Computational and Structural Biotechnology Journal (Dec 2024)
Review and revamp of compositional data transformation: A new framework combining proportion conversion and contrast transformation
Abstract
Due to the development of next-generation sequencing technology and an increased appreciation of their role in modulating host immunity and their potential as therapeutic agents, the human microbiome has emerged as a key area of interest in various biological investigations of human health and disease. However, microbiome data present a number of statistical challenges not addressed by existing methods, such as the varying sequencing depth, the compositionality, and zero inflation. Solutions like scaling and transformation methods help to mitigate heterogeneity and release constraints, but often introduce biases and yield inconsistent results on the same data. To address these issues, we conduct a systematic review of compositional data transformation, with a particular focus on the connection and distinction of existing techniques.
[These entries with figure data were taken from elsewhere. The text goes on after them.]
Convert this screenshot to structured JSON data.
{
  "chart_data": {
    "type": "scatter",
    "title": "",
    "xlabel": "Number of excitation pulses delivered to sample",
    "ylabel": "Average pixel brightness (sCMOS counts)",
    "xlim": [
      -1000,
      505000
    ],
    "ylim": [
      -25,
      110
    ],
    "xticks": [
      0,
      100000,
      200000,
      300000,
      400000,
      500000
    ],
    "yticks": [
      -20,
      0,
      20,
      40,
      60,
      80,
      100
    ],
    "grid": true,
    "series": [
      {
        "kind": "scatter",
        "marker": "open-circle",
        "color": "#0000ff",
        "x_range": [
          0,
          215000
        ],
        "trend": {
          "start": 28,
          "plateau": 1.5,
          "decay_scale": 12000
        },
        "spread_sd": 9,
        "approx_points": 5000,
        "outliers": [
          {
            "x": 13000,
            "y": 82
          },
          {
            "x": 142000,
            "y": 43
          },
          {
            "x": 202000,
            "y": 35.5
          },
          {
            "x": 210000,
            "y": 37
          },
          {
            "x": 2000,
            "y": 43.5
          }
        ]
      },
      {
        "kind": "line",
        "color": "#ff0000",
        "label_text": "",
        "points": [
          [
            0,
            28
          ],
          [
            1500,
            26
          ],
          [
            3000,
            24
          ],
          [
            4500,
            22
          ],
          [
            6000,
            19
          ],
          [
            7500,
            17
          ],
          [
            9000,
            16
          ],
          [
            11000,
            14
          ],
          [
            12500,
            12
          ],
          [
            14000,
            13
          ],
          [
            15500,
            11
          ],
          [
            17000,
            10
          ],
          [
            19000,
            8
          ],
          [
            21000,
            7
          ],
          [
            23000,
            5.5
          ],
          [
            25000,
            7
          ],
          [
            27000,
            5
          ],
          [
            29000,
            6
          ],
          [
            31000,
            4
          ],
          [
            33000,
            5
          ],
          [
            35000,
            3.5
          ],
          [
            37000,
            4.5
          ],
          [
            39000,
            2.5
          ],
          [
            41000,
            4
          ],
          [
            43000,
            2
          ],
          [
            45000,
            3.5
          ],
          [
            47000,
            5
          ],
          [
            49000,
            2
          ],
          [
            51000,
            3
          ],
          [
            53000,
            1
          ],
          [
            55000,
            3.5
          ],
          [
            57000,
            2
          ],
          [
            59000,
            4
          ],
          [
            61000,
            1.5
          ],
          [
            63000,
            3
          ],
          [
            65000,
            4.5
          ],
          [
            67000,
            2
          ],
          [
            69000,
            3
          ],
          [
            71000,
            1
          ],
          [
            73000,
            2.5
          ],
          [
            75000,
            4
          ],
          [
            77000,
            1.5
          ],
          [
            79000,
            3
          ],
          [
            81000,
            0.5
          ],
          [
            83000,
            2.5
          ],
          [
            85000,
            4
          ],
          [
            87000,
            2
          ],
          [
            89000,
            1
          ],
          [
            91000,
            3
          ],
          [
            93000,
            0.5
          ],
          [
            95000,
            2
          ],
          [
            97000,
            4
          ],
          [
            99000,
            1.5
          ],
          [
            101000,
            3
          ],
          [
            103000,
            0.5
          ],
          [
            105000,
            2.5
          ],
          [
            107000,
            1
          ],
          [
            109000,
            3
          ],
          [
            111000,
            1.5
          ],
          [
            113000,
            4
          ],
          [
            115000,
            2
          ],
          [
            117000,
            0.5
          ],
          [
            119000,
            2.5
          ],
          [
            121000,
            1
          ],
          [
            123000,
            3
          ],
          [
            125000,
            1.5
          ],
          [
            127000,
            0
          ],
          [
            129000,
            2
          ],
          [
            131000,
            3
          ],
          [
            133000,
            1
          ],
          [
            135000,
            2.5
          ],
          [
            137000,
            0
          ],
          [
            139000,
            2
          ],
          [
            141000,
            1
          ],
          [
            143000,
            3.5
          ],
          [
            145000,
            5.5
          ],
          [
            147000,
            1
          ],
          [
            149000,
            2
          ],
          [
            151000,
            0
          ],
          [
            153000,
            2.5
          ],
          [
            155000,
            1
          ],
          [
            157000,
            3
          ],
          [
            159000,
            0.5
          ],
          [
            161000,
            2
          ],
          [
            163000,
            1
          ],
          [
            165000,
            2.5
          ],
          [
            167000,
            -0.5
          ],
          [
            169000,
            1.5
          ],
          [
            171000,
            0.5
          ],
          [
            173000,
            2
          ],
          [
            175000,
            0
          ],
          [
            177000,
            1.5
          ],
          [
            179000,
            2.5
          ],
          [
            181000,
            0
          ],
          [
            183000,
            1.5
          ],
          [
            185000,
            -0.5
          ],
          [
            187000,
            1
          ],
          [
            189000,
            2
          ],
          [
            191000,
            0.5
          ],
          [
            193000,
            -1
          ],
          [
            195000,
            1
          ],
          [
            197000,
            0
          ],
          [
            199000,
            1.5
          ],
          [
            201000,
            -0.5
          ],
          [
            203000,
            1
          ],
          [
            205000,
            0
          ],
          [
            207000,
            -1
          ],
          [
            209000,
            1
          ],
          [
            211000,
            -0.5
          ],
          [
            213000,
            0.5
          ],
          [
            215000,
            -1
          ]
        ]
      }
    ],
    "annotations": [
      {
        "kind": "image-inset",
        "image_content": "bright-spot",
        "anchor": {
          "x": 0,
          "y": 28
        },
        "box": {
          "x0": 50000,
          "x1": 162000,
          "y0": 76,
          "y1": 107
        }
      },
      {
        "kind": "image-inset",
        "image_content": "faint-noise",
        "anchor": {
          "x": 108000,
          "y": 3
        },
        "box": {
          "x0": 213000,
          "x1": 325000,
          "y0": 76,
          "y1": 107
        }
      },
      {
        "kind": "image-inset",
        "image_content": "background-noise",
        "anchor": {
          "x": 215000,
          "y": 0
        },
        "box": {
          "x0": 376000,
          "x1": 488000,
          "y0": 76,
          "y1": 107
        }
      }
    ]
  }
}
Additionally, we create a new framework that enables the development of new transformations by combining proportion conversion with contrast transformations. This framework includes well-known methods such as Additive Log Ratio (ALR) and Centered Log Ratio (CLR) as special cases. Using this framework, we develop two novel transformations—Centered Arcsine Contrast (CAC) and Additive Arcsine Contrast (AAC)—which show enhanced performance in scenarios with high zero-inflation. Moreover, our findings suggest that ALR and CLR transformations are more effective when zero values are less prevalent. This comprehensive review and the innovative framework provide microbiome researchers with a significant direction to enhance data transformation procedures and improve analytical outcomes.